# Flat-field Correction



## DMartin (May 29, 2019)

Being curious I thought to see what the new "flat-field correction" does for me.  As it turns out, maybe nothing.  It's always (as far as I can see) greyed-out.   Anyone know why?


----------



## Johan Elzenga (May 29, 2019)

Have you read the instructions on how to create a flat field corrected DNG? You need to select two images: one normal image taken with the lens, and one image where you covered the front lens with a diffusor.


----------



## PhilBurton (May 30, 2019)

Johan Elzenga said:


> Have you read the instructions on how to create a flat field corrected DNG? You need to select two images: one normal image taken with the lens, and one image where you covered the front lens with a diffusor.

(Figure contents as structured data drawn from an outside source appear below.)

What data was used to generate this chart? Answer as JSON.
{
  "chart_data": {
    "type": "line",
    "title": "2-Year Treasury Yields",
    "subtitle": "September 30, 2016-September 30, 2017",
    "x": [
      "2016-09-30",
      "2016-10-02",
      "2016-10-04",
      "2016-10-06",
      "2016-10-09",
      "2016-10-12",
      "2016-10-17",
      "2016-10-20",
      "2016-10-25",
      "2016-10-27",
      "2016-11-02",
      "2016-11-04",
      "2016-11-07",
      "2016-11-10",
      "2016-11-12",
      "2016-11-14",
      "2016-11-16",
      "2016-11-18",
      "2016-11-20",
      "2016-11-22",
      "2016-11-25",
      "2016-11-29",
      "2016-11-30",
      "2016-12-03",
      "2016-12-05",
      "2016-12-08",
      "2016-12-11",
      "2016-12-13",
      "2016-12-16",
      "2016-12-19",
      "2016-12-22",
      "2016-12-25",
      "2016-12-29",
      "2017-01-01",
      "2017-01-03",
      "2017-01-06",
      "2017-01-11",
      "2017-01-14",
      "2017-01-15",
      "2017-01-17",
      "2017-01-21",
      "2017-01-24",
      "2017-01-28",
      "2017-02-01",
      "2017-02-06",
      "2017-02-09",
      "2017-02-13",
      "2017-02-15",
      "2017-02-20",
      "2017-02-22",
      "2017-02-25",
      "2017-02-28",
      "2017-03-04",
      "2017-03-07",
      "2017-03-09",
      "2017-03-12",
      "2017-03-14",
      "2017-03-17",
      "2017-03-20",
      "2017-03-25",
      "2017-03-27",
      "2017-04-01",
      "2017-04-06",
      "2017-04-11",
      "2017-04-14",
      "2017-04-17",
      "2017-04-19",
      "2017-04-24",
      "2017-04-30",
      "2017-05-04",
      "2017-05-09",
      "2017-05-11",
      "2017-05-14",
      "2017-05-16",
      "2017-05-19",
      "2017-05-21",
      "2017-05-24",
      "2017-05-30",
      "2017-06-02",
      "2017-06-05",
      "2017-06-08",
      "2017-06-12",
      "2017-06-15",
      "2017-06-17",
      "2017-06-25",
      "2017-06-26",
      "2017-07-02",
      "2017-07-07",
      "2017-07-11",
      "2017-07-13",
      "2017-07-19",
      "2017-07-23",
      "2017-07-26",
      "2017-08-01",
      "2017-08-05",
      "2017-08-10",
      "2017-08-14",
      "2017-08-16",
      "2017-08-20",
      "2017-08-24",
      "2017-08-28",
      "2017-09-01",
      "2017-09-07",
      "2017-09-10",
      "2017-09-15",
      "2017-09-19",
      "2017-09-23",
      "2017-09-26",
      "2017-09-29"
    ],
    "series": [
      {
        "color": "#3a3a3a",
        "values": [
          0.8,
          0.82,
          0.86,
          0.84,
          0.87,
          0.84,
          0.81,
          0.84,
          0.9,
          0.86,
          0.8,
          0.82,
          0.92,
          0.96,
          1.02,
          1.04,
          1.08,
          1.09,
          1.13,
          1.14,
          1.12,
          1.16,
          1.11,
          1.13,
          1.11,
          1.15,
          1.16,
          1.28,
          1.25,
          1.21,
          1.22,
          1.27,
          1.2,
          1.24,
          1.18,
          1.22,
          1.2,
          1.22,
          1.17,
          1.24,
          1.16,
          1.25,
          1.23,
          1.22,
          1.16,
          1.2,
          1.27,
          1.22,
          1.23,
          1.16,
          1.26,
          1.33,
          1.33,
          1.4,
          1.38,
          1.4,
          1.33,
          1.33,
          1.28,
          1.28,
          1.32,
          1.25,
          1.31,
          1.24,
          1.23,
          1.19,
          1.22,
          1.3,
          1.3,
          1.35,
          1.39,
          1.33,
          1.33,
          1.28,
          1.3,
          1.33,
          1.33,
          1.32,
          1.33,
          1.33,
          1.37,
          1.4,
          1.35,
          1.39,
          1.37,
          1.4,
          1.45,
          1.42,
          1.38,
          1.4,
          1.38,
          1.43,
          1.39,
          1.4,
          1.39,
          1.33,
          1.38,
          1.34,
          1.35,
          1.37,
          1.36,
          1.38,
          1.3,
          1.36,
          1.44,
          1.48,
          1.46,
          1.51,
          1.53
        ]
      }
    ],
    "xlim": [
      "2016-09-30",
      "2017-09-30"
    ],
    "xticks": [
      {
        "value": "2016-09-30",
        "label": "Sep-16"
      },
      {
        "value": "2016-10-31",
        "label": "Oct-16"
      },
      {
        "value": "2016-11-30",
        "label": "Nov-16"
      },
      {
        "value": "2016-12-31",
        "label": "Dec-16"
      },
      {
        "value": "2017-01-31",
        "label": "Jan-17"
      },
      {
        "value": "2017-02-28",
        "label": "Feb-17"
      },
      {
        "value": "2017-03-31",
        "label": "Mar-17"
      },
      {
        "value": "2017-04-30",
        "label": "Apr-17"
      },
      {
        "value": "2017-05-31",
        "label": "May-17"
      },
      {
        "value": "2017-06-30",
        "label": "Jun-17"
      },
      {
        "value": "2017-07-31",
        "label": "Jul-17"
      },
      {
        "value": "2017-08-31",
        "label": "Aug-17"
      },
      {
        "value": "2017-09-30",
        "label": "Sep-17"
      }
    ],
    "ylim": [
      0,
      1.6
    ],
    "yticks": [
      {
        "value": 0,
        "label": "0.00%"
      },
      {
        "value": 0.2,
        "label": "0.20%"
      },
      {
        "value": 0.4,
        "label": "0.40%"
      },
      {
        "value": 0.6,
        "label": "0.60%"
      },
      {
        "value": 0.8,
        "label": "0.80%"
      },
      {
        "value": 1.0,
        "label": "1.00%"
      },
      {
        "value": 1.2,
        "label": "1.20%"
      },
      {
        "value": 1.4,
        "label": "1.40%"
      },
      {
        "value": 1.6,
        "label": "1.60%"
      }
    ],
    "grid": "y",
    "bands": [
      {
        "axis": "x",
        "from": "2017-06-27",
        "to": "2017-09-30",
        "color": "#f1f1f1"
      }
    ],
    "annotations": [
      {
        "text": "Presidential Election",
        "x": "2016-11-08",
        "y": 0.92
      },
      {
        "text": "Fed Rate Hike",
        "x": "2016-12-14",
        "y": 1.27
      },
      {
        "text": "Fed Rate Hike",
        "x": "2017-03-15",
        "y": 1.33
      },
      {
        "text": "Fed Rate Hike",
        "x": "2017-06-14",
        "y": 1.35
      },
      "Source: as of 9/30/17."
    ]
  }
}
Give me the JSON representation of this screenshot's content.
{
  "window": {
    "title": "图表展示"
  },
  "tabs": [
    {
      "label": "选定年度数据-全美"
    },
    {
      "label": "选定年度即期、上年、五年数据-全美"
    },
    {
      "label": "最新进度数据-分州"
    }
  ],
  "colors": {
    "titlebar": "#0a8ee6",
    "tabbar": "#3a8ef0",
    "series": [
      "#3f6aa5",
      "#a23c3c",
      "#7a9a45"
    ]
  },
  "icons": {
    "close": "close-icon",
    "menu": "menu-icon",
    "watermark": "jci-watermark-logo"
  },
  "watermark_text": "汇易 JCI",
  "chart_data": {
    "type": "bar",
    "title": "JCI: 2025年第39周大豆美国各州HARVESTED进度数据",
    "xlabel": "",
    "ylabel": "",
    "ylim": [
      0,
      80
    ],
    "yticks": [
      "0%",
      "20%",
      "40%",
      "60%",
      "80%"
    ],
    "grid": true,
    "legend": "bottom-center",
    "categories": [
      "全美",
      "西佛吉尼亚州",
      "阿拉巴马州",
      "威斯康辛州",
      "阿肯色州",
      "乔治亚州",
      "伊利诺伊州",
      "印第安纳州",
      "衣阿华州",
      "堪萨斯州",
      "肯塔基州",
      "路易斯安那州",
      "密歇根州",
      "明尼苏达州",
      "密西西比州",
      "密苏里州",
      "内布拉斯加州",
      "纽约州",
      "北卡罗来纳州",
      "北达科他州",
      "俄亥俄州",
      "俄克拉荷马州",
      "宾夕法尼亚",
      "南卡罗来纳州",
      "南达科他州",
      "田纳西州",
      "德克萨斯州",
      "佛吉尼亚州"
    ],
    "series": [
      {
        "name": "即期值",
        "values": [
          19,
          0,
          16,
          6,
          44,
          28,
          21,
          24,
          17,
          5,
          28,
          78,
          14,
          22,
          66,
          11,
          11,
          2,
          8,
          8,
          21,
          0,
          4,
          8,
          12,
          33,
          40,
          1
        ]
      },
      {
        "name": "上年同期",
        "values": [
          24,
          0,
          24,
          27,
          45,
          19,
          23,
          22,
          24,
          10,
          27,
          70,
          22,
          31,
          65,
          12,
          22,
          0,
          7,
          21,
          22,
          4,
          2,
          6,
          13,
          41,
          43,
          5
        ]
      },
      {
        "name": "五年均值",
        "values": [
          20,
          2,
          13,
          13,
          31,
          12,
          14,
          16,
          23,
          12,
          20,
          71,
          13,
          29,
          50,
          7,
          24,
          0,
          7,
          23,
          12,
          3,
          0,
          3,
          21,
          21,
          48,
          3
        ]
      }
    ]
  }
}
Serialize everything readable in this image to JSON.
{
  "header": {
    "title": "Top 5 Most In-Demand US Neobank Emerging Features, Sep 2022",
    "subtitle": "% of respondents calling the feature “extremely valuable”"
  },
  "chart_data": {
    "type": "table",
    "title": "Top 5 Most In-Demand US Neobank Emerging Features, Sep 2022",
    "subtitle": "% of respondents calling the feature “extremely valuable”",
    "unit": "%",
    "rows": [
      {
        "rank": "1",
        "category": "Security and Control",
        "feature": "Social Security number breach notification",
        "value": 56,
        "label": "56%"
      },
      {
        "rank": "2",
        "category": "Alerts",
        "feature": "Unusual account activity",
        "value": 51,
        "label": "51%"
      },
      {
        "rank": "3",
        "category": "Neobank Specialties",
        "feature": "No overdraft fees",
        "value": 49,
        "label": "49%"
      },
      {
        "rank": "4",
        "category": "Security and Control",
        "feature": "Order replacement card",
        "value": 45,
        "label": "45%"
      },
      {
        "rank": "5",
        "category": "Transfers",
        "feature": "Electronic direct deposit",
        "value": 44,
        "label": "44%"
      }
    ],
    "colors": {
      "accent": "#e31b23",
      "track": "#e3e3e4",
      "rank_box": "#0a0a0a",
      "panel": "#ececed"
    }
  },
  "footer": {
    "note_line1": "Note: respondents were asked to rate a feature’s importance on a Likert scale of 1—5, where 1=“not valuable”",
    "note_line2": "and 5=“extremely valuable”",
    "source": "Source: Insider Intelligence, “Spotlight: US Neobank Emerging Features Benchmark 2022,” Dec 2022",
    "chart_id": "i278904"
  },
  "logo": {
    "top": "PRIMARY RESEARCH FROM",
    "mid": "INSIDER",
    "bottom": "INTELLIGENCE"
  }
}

What can we use for the diffuser?

Phil Burton


----------



## Johan Elzenga (May 30, 2019)

You need a good quality diffuser, otherwise your flat field corrected image will be corrected for a bad diffusor rather than its lens. They are for sale at (some) photo stores. ExpoDisc 2.0ExpoDisc 2.0 82mm White Balance Filter


----------



## clee01l (May 30, 2019)

Johan Elzenga said:


> You need a good quality diffuser, otherwise your flat field corrected image will be corrected for a bad diffusor rather than its lens. They are for sale at (some) photo stores. ExpoDisc 2.0ExpoDisc 2.0 82mm White Balance Filter


What is the difference between using this filter and shooting an 18% gray card?   Can you do flat field corrections using an 18% gray card instead?


----------



## Johan Elzenga (May 30, 2019)

clee01l said:


> What is the difference between using this filter and shooting an 18% gray card?   Can you do flat field corrections using an 18% gray card instead?


I guess you can, but you would have to make sure that you use a perfect illumination source. Even the slightest unevenness in the illumination will cause a problem.


----------



## clee01l (May 30, 2019)

The 18% gray card is used for determining WB.  The earlier Link is for a WB filter.   A Diffusion Filter seems to be a different animal:  Soft Focus. Using Diffusion Filters: A Comparison of LEE Soft Filters 1 to 5
B00466ZQUI
This can also be improvised by smearing petroleum jelly on a UV filter or shooting through a nylon stocking.


----------



## Johan Elzenga (May 30, 2019)

The idea is that you need to make a photo of a completely uniform surface, so that any light falloff you see is caused by the lens or the sensor, not by the light source or the surface itself. The LEE diffusion filters don’t do that, unless you would stack a few dozen on to each other. The ExpoDisc does create a uniformly lit image.


----------